Knowing marijuana smokers can get serious hunger pangs, one fast-food chain is looking to take advantage of the start of California’s legalization of pot for recreational use.
San Diego-based Jack in the Box plans will sell a weed-themed Merry Munchie Meal at three southern California locations in mid-January.
In November 2016, Californians approved Proposition 64, which legalized sales of recreational marijuana for adults starting Monday, the beginning of the new year.
The limited-time offer is in partnership with cannabis lifestyle website Merry Jane — itself an allusion to marijuana’s “mary jane” nickname — backed by rapper and TV game-show host Snoop Dogg.
The meal will be tested Jan. 18-25 at select Jack in the Box locations in Long Beach, Snoop’s hometown.

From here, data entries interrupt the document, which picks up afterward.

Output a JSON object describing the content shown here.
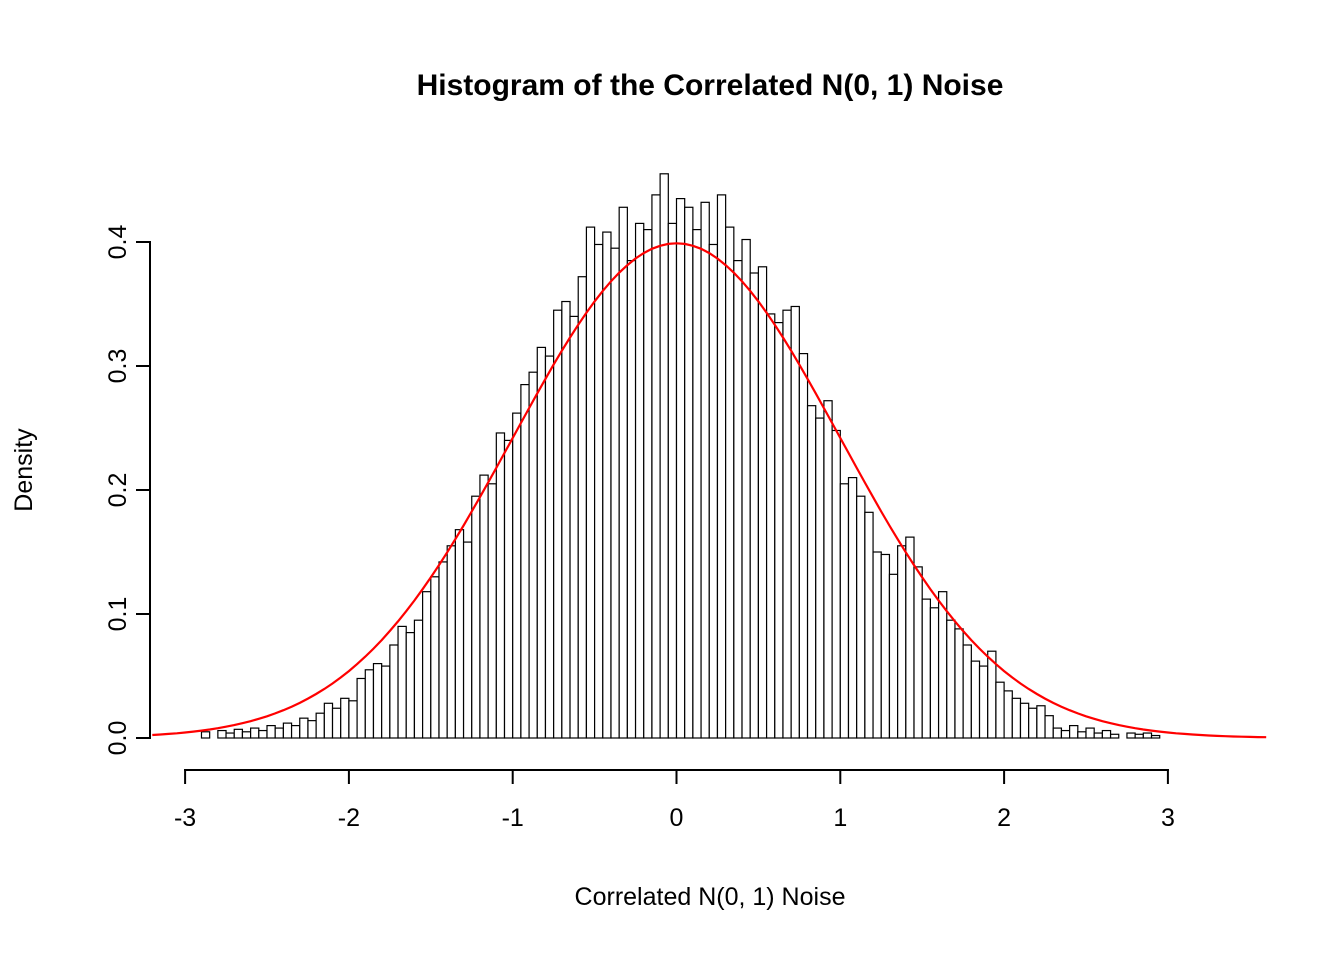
{
  "chart_data": {
    "type": "histogram",
    "title": "Histogram of the Correlated N(0, 1) Noise",
    "xlabel": "Correlated N(0, 1) Noise",
    "ylabel": "Density",
    "x_tick_values": [
      -3,
      -2,
      -1,
      0,
      1,
      2,
      3
    ],
    "x_tick_labels": [
      "-3",
      "-2",
      "-1",
      "0",
      "1",
      "2",
      "3"
    ],
    "y_tick_values": [
      0,
      0.1,
      0.2,
      0.3,
      0.4
    ],
    "y_tick_labels": [
      "0.0",
      "0.1",
      "0.2",
      "0.3",
      "0.4"
    ],
    "xlim": [
      -3.2,
      3.6
    ],
    "ylim": [
      0,
      0.46
    ],
    "grid": false,
    "legend": "none",
    "bar_fill": "#FFFFFF",
    "bar_stroke": "#000000",
    "axis_color": "#000000",
    "bins": {
      "start": -2.9,
      "width": 0.05,
      "heights": [
        0.005,
        0,
        0.006,
        0.004,
        0.007,
        0.005,
        0.008,
        0.006,
        0.01,
        0.008,
        0.012,
        0.01,
        0.016,
        0.014,
        0.02,
        0.028,
        0.024,
        0.032,
        0.03,
        0.048,
        0.055,
        0.06,
        0.058,
        0.075,
        0.09,
        0.085,
        0.095,
        0.118,
        0.13,
        0.142,
        0.155,
        0.168,
        0.158,
        0.195,
        0.212,
        0.205,
        0.246,
        0.24,
        0.262,
        0.285,
        0.295,
        0.315,
        0.308,
        0.345,
        0.352,
        0.34,
        0.372,
        0.412,
        0.398,
        0.408,
        0.395,
        0.428,
        0.385,
        0.415,
        0.41,
        0.438,
        0.455,
        0.415,
        0.435,
        0.428,
        0.41,
        0.432,
        0.398,
        0.438,
        0.412,
        0.385,
        0.402,
        0.375,
        0.38,
        0.342,
        0.335,
        0.345,
        0.348,
        0.31,
        0.268,
        0.258,
        0.272,
        0.248,
        0.205,
        0.21,
        0.195,
        0.182,
        0.15,
        0.148,
        0.132,
        0.155,
        0.162,
        0.138,
        0.112,
        0.105,
        0.118,
        0.095,
        0.088,
        0.075,
        0.062,
        0.058,
        0.07,
        0.045,
        0.038,
        0.032,
        0.028,
        0.024,
        0.026,
        0.018,
        0.008,
        0.006,
        0.01,
        0.005,
        0.008,
        0.004,
        0.006,
        0.003,
        0,
        0.004,
        0.003,
        0.004,
        0.002
      ]
    },
    "curve": {
      "type": "normal-density",
      "mean": 0,
      "sd": 1,
      "color": "#FF0000",
      "x_range": [
        -3.2,
        3.6
      ]
    }
  }
}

The meal box, part of Jack in the Box’s late-night menu, has half-servings of curly fries and onion rings, two tacos, five mini churros, three crispy chicken strips and a small drink. The price is $4.20 — April 20, or 4/20, is “Weed Day” — plus tax.
“We are about welcoming all of our guests, no matter what they’re craving or why they’re craving it,” Chief Marketing Officer Iwona Alter said in a statement.
Jack in the Box is hoping to create a buzz that will elevate the brand.
“They’re going to leap upon anything they can. It’s an occasion. Why not?” said Robert Passikoff, founder of Brand Keys, a New York-based brand research consultancy. “The brand generates the kind of audience that won’t be offended by it.”
Sixty-four percent of Americans support legalizing marijuana, according to a Harris Poll conducted in October.
While General Mill’s frozen pizza brand Totino’s has occasionally posted billboards suggesting people who are stoned should eat pizza rolls, don’t expect pot-related fast-food meals to become a trend.
“McDonald’s won’t do it. Burger King won’t do it,” Passikoff said. “Jack in the Box has nothing to lose by doing this. But a major brand would never do it, because they would be afraid of backlash from people who don’t have open minds about marijuana and drug culture.”
More pregnant women are using pot to ease nausea of morning sickness or heightened anxiety. Elizabeth Keatinge (@elizkeatinge) has more.
Founded in 1951, Jack in the Box is a regional brand with more than 2,200 restaurants.
The chain announced Dec. 19 that it was selling its beleaguered Mexican fast-casual brand Qdoba to publicly-traded investment group Apollo Global Management for approximately $305 million.
Shares of Jack in the Box were down about 1% Friday morning at $98.66.